This presentation proposes a critical examination of generative AI as a medium for subversive, investigative, and open-source practice, arguing that machine learning systems are not neutral infrastructures but contested terrains in which artists can operate as tricksters, infiltrators, and counter-archivists. Drawing on Donna Haraway's concept of situated knowledge, I contend that the partial, positionless view inscribed into AI systems constitutes both a site of critique and an opportunity for artistic intervention: a productive instability to be exploited rather than resolved.

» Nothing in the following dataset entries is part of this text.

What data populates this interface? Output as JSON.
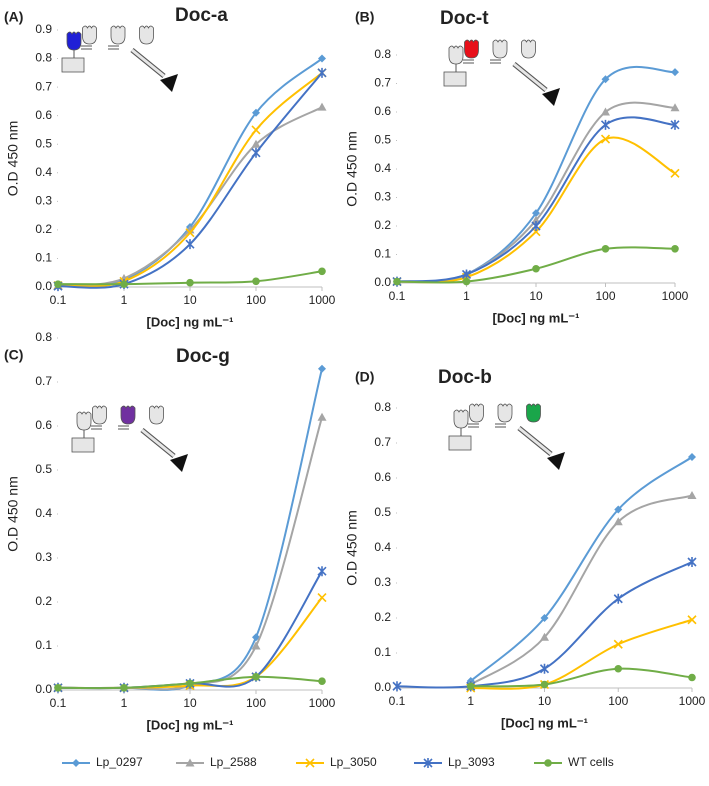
{
  "chart_data": [
    {
      "type": "line",
      "panel_label": "(A)",
      "title": "Doc-a",
      "xlabel": "[Doc] ng mL⁻¹",
      "ylabel": "O.D 450 nm",
      "log_x": true,
      "x": [
        0.1,
        1,
        10,
        100,
        1000
      ],
      "xlim": [
        0.1,
        1000
      ],
      "xticks": [
        0.1,
        1,
        10,
        100,
        1000
      ],
      "ylim": [
        0,
        0.9
      ],
      "yticks": [
        {
          "value": 0,
          "label": "0.0"
        },
        0.1,
        0.2,
        0.3,
        0.4,
        0.5,
        0.6,
        0.7,
        0.8,
        0.9
      ],
      "icon_color": "#1f1fd6",
      "series": [
        {
          "name": "Lp_0297",
          "color": "#5b9bd5",
          "marker": "diamond",
          "values": [
            0.005,
            0.025,
            0.21,
            0.61,
            0.8
          ]
        },
        {
          "name": "Lp_2588",
          "color": "#a5a5a5",
          "marker": "triangle",
          "values": [
            0.005,
            0.03,
            0.2,
            0.5,
            0.63
          ]
        },
        {
          "name": "Lp_3050",
          "color": "#ffc000",
          "marker": "x",
          "values": [
            0.005,
            0.02,
            0.19,
            0.55,
            0.75
          ]
        },
        {
          "name": "Lp_3093",
          "color": "#4472c4",
          "marker": "star",
          "values": [
            0.003,
            0.01,
            0.15,
            0.47,
            0.75
          ]
        },
        {
          "name": "WT cells",
          "color": "#70ad47",
          "marker": "circle",
          "values": [
            0.01,
            0.01,
            0.015,
            0.02,
            0.055
          ]
        }
      ]
    },
    {
      "type": "line",
      "panel_label": "(B)",
      "title": "Doc-t",
      "xlabel": "[Doc] ng mL⁻¹",
      "ylabel": "O.D 450 nm",
      "log_x": true,
      "x": [
        0.1,
        1,
        10,
        100,
        1000
      ],
      "xlim": [
        0.1,
        1000
      ],
      "xticks": [
        0.1,
        1,
        10,
        100,
        1000
      ],
      "ylim": [
        0,
        0.8
      ],
      "yticks": [
        {
          "value": 0,
          "label": "0.0"
        },
        0.1,
        0.2,
        0.3,
        0.4,
        0.5,
        0.6,
        0.7,
        0.8
      ],
      "icon_color": "#e8101a",
      "series": [
        {
          "name": "Lp_0297",
          "color": "#5b9bd5",
          "marker": "diamond",
          "values": [
            0.005,
            0.03,
            0.245,
            0.715,
            0.74
          ]
        },
        {
          "name": "Lp_2588",
          "color": "#a5a5a5",
          "marker": "triangle",
          "values": [
            0.005,
            0.03,
            0.22,
            0.6,
            0.615
          ]
        },
        {
          "name": "Lp_3050",
          "color": "#ffc000",
          "marker": "x",
          "values": [
            0.005,
            0.02,
            0.18,
            0.505,
            0.385
          ]
        },
        {
          "name": "Lp_3093",
          "color": "#4472c4",
          "marker": "star",
          "values": [
            0.005,
            0.03,
            0.2,
            0.555,
            0.555
          ]
        },
        {
          "name": "WT cells",
          "color": "#70ad47",
          "marker": "circle",
          "values": [
            0.005,
            0.005,
            0.05,
            0.12,
            0.12
          ]
        }
      ]
    },
    {
      "type": "line",
      "panel_label": "(C)",
      "title": "Doc-g",
      "xlabel": "[Doc] ng mL⁻¹",
      "ylabel": "O.D 450 nm",
      "log_x": true,
      "x": [
        0.1,
        1,
        10,
        100,
        1000
      ],
      "xlim": [
        0.1,
        1000
      ],
      "xticks": [
        0.1,
        1,
        10,
        100,
        1000
      ],
      "ylim": [
        0,
        0.8
      ],
      "yticks": [
        {
          "value": 0,
          "label": "0.0"
        },
        0.1,
        0.2,
        0.3,
        0.4,
        0.5,
        0.6,
        0.7,
        0.8
      ],
      "icon_color": "#7030a0",
      "series": [
        {
          "name": "Lp_0297",
          "color": "#5b9bd5",
          "marker": "diamond",
          "values": [
            0.005,
            0.005,
            0.01,
            0.12,
            0.73
          ]
        },
        {
          "name": "Lp_2588",
          "color": "#a5a5a5",
          "marker": "triangle",
          "values": [
            0.005,
            0.005,
            0.01,
            0.1,
            0.62
          ]
        },
        {
          "name": "Lp_3050",
          "color": "#ffc000",
          "marker": "x",
          "values": [
            0.005,
            0.005,
            0.01,
            0.03,
            0.21
          ]
        },
        {
          "name": "Lp_3093",
          "color": "#4472c4",
          "marker": "star",
          "values": [
            0.005,
            0.005,
            0.015,
            0.03,
            0.27
          ]
        },
        {
          "name": "WT cells",
          "color": "#70ad47",
          "marker": "circle",
          "values": [
            0.005,
            0.005,
            0.015,
            0.03,
            0.02
          ]
        }
      ]
    },
    {
      "type": "line",
      "panel_label": "(D)",
      "title": "Doc-b",
      "xlabel": "[Doc] ng mL⁻¹",
      "ylabel": "O.D 450 nm",
      "log_x": true,
      "x": [
        0.1,
        1,
        10,
        100,
        1000
      ],
      "xlim": [
        0.1,
        1000
      ],
      "xticks": [
        0.1,
        1,
        10,
        100,
        1000
      ],
      "ylim": [
        0,
        0.8
      ],
      "yticks": [
        {
          "value": 0,
          "label": "0.0"
        },
        0.1,
        0.2,
        0.3,
        0.4,
        0.5,
        0.6,
        0.7,
        0.8
      ],
      "icon_color": "#1aa64a",
      "series": [
        {
          "name": "Lp_0297",
          "color": "#5b9bd5",
          "marker": "diamond",
          "values": [
            null,
            0.02,
            0.2,
            0.51,
            0.66
          ]
        },
        {
          "name": "Lp_2588",
          "color": "#a5a5a5",
          "marker": "triangle",
          "values": [
            null,
            0.01,
            0.145,
            0.475,
            0.55
          ]
        },
        {
          "name": "Lp_3050",
          "color": "#ffc000",
          "marker": "x",
          "values": [
            null,
            0.0,
            0.01,
            0.125,
            0.195
          ]
        },
        {
          "name": "Lp_3093",
          "color": "#4472c4",
          "marker": "star",
          "values": [
            0.005,
            0.005,
            0.055,
            0.255,
            0.36
          ]
        },
        {
          "name": "WT cells",
          "color": "#70ad47",
          "marker": "circle",
          "values": [
            null,
            0.005,
            0.01,
            0.055,
            0.03
          ]
        }
      ]
    }
  ]
}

I will present three interconnected works that enact this methodological stance. Beautified-AI (The Photographers' Gallery, 2023) deployed AI-generated portrait fabrications to expose the asymmetric logic of identity construction in datafied environments, implicating GDPR frameworks and surveillance capitalism within an augmented reality intervention. Deepdreamcatcher (Matadero Madrid, 2024) pursued a speculative inquiry into machine consciousness through live-coded soundscapes and generative imagery, destabilising the boundary between tool and agent. My research paper, Restoration and the Use of Variational Autoencoders (VAE) in Algorithmic Rituals (A+E Lab, 2025), theorises generative reconstruction as a form of ritual repair, asking what is lost, what is invented, and who decides, when a model regenerates the past.
Collectively, these works operate within the logic Lucy Lippard attributes to activist art: simultaneously inside and outside institutional structures, working with imperfection and failure as generative conditions. I will argue that subversive AI practice, low-budget, self-directed, and ethically entangled offers a model of research and production that resists the consolidation of machine learning knowledge within corporate or purely technocratic frames, and ask how artists might continue to sidestep, hijack, and occupy these systems.
Leda Sadotti is a creative technologist and researcher working at the intersection of generative AI,computational media, and subversive digital practice. Based in London, she holds a BSc in Creative Computing from the University of the Arts London and currently works as Creative Technology Technician at UAL's Creative Computing Institute.
Her practice engages critically with machine learning systems as sites of contestation, probing fabricated identity, algorithmic ritual, and AI consciousness.
She has exhibited and presented internationally, including at The Photographers' Gallery, Matadero Madrid, The Wrong Biennale, and MACA Amsterdam, and has authored research on Variational Autoencoders in algorithmic practice.